Kentucky Fried Bonds

A Supreme Court case on state exemptions of interest income from muni bonds could fire up big changes in the bond market.
July 1, 2007
John E. Petersen
By John E. Petersen  |  Columnist
John E. Petersen was GOVERNING's Public Finance columnist. He was a Professor of Public Policy and Finance at the George Mason School of Public Policy.

For more than a year now, the municipal bond market has been dealing with a small fire in the legal oven. An appellate court decision in Kentucky (Davis et. al. v. Department of Revenue) held that the state could not exempt investors from state taxes on the interest income from its bonds while denying the same exemption on muni bonds issued by other states.

Kentucky is not the only state to have such an exclusion - some 40 other states do as well. It's a major attraction in single-state bond funds and in-state college savings programs, as well as for individual investors in bonds. The idea is to induce citizens to hold bonds issued in their own state, thereby improving the market for those bonds and lowering borrowing costs. The Kentucky appellate court decision found, however, that such discrimination was in violation of the U.S. Constitution's Commerce Clause, which generally prohibits states from discriminating among activities in such ways as to restrict interstate commerce. The court said the state's tax policy did just that by favoring Kentucky municipal bonds over those issued in other states.

Last summer, the Kentucky Supreme Court refused to take up an appeal, but this past May, the U.S. Supreme Court decided to hear the case.

The practical consequences of the Kentucky case are considerable. States do lots of things to encourage in-state activities using their regulatory and taxing powers. The purposes for which those powers may be used have been on the judicial firing line before, leaving a very muddy terrain in terms of what states can and can't do. In the case of tax preferences, many states have tax policies that favor in-state activities, not only for their own debt obligations but also for private debt and equity income, such as dividends paid by in-state corporations. Conflicting judicial decisions have arisen.
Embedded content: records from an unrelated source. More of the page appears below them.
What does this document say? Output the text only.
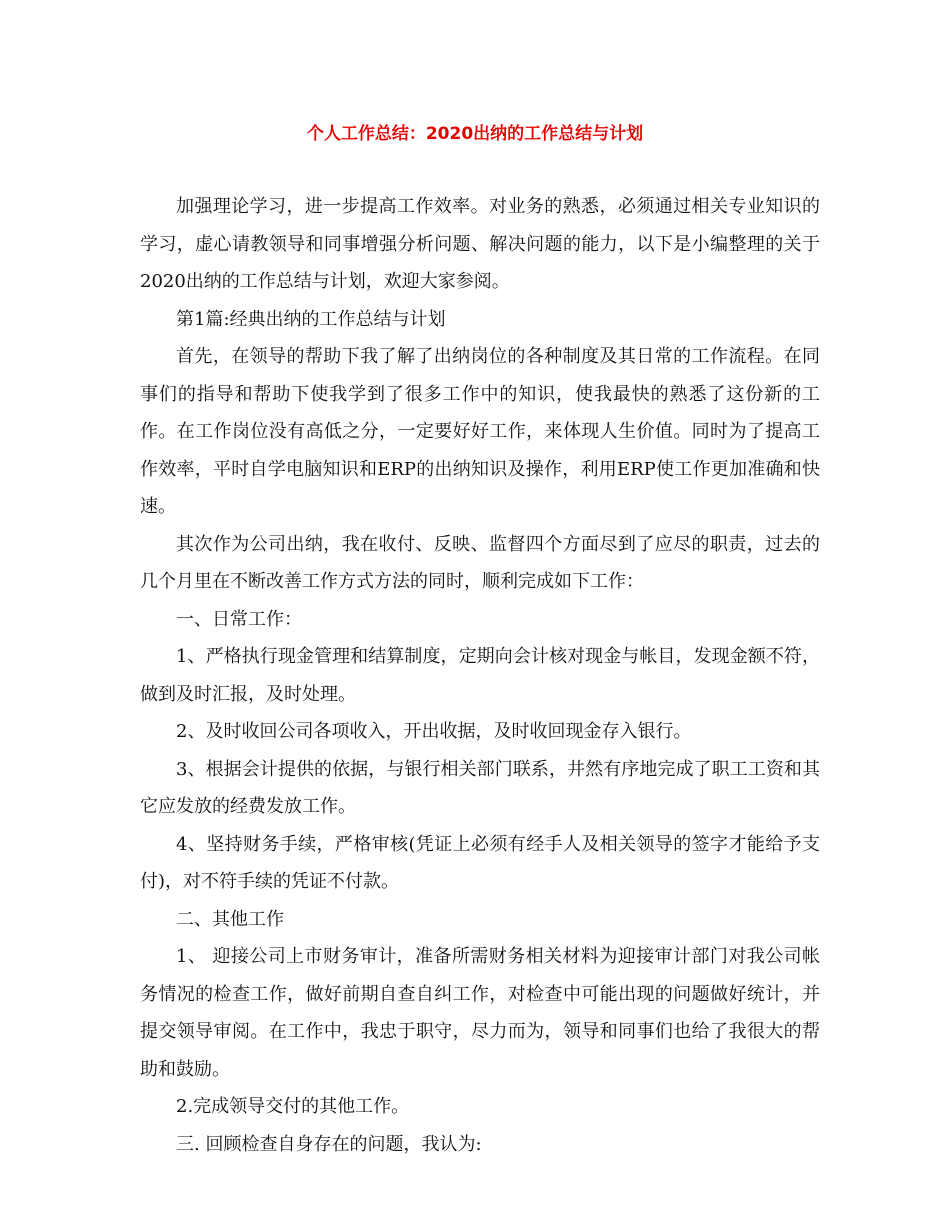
个人工作总结：2020出纳的工作总结与计划

加强理论学习，进一步提高工作效率。对业务的熟悉，必须通过相关专业知识的学习，虚心请教领导和同事增强分析问题、解决问题的能力，以下是小编整理的关于2020出纳的工作总结与计划，欢迎大家参阅。

第1篇:经典出纳的工作总结与计划

首先，在领导的帮助下我了解了出纳岗位的各种制度及其日常的工作流程。在同事们的指导和帮助下使我学到了很多工作中的知识，使我最快的熟悉了这份新的工作。在工作岗位没有高低之分，一定要好好工作，来体现人生价值。同时为了提高工作效率，平时自学电脑知识和ERP的出纳知识及操作，利用ERP使工作更加准确和快速。

其次作为公司出纳，我在收付、反映、监督四个方面尽到了应尽的职责，过去的几个月里在不断改善工作方式方法的同时，顺利完成如下工作：

一、日常工作：

1、严格执行现金管理和结算制度，定期向会计核对现金与帐目，发现金额不符，做到及时汇报，及时处理。

2、及时收回公司各项收入，开出收据，及时收回现金存入银行。

3、根据会计提供的依据，与银行相关部门联系，井然有序地完成了职工工资和其它应发放的经费发放工作。

4、坚持财务手续，严格审核(凭证上必须有经手人及相关领导的签字才能给予支付)，对不符手续的凭证不付款。

二、其他工作

1、 迎接公司上市财务审计，准备所需财务相关材料为迎接审计部门对我公司帐务情况的检查工作，做好前期自查自纠工作，对检查中可能出现的问题做好统计，并提交领导审阅。在工作中，我忠于职守，尽力而为，领导和同事们也给了我很大的帮助和鼓励。

2.完成领导交付的其他工作。

三. 回顾检查自身存在的问题，我认为:
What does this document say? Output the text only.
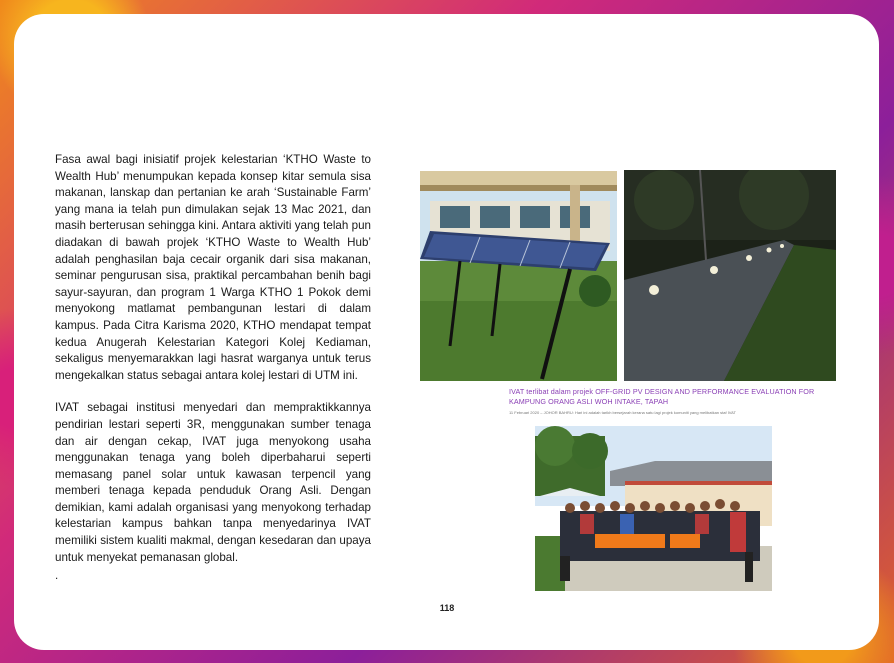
Fasa awal bagi inisiatif projek kelestarian ‘KTHO Waste to Wealth Hub’ menumpukan kepada konsep kitar semula sisa makanan, lanskap dan pertanian ke arah ‘Sustainable Farm’ yang mana ia telah pun dimulakan sejak 13 Mac 2021, dan masih berterusan sehingga kini. Antara aktiviti yang telah pun diadakan di bawah projek ‘KTHO Waste to Wealth Hub’ adalah penghasilan baja cecair organik dari sisa makanan, seminar pengurusan sisa, praktikal percambahan benih bagi sayur-sayuran, dan program 1 Warga KTHO 1 Pokok demi menyokong matlamat pembangunan lestari di dalam kampus. Pada Citra Karisma 2020, KTHO mendapat tempat kedua Anugerah Kelestarian Kategori Kolej Kediaman, sekaligus menyemarakkan lagi hasrat warganya untuk terus mengekalkan status sebagai antara kolej lestari di UTM ini.

IVAT sebagai institusi menyedari dan mempraktikkannya pendirian lestari seperti 3R, menggunakan sumber tenaga dan air dengan cekap, IVAT juga menyokong usaha menggunakan tenaga yang boleh diperbaharui seperti memasang panel solar untuk kawasan terpencil yang memberi tenaga kepada penduduk Orang Asli. Dengan demikian, kami adalah organisasi yang menyokong terhadap kelestarian kampus bahkan tanpa menyedarinya IVAT memiliki sistem kualiti makmal, dengan kesedaran dan upaya untuk menyekat pemanasan global.

.
IVAT terlibat dalam projek OFF-GRID PV DESIGN AND PERFORMANCE EVALUATION FOR KAMPUNG ORANG ASLI WOH INTAKE, TAPAH
11 Februari 2020 – JOHOR BAHRU: Hari ini adalah tarikh bersejarah kerana satu lagi projek komuniti yang melibatkan staf IVAT
118
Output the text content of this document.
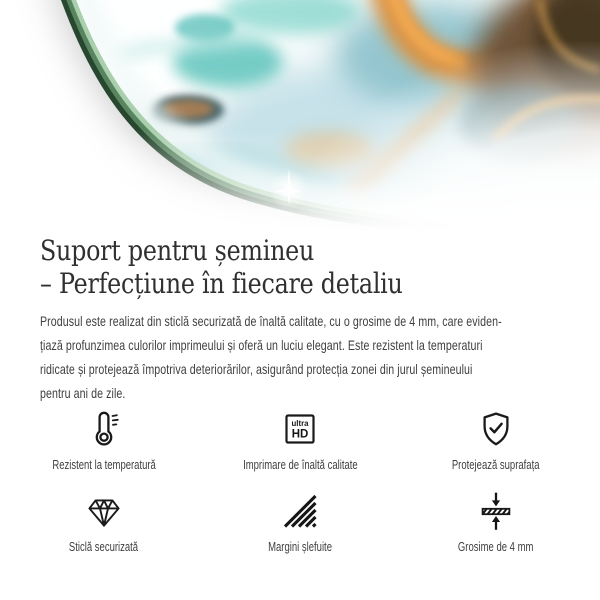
Suport pentru șemineu
– Perfecțiune în fiecare detaliu
Produsul este realizat din sticlă securizată de înaltă calitate, cu o grosime de 4 mm, care eviden-
țiază profunzimea culorilor imprimeului și oferă un luciu elegant. Este rezistent la temperaturi
ridicate și protejează împotriva deteriorărilor, asigurând protecția zonei din jurul șemineului
pentru ani de zile.
Rezistent la temperatură
ultra
HD
Imprimare de înaltă calitate	Protejează suprafața
Sticlă securizată	Margini șlefuite	Grosime de 4 mm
For example, an Ohio court faced with pretty much the same facts came to an opposite decision from that in Kentucky, holding that it was not a violation of the commerce clause to grant selective exemptions to in-state government obligations.

As a practical matter, no one knows the magnitude of the tax exemption now granted by states to in-state municipal bonds or how much state income tax is paid by bondholders that hold out-of-state bonds. But the inducement to hold in-state municipals is there. How much of that benefit the in-state investors get versus how much state and local borrowers enjoy in lowered borrowing costs depends on demand and supply. But states that have higher marginal rates (such as California and New York) can provide greater savings, and thus they tend to pay somewhat lower interest costs as their home-state investors compete for their bonds. States without an income tax (such as Texas) or those that do not provide tax-exemption for their in-state securities (such as Illinois) pay a bit more to borrow since they offer no in-state bond exemption. It is unlikely that a Supreme Court ruling supporting the Kentucky decision would be a financial disaster were it to apply only to future bond issues. But were it to be retrospective in application, applying to all outstanding bonds, that could lead to a huge fiscal, legal and administrative mess.

To get a sense of how the bond community views the Supreme Court's decision to take up the Kentucky case, I checked in with James Spiotto, the current president of the Society of Municipal Analysts. He noted that the Court, which had several previous opportunities to do so, took up the Kentucky appeal only after making a key decision (United Haulers v. Oneida-Herkimer) that effectively broadened the ability of states and localities to regulate solid waste disposal where the regulation involved government-owned (as opposed to privately-owned) facilities. Thus, a majority of the Court may want to sharpen the lines of where states and localities can regulate or tax in ways that do not run afoul of the commerce clause. With two opposing state-level decisions (Kentucky and Ohio) on the bond-exemption issue, there is a need to get things straight.

Spiotto notes that the justices may decide that the in-state exemption works only when it applies to "traditional" governmental activities. So, the Court might set forth guidance as to what constitutes "traditional" functions. That definition could erode the use of state tax exemption that is now available to various private-activity bonds where the legal owners of facilities are non-governmental entities.

It appears unlikely that the Supreme Court will fan a small bond fire into a three-alarm blaze. But states have had a long menu of ways to favor in-state municipal bonds, and some of them may get singed.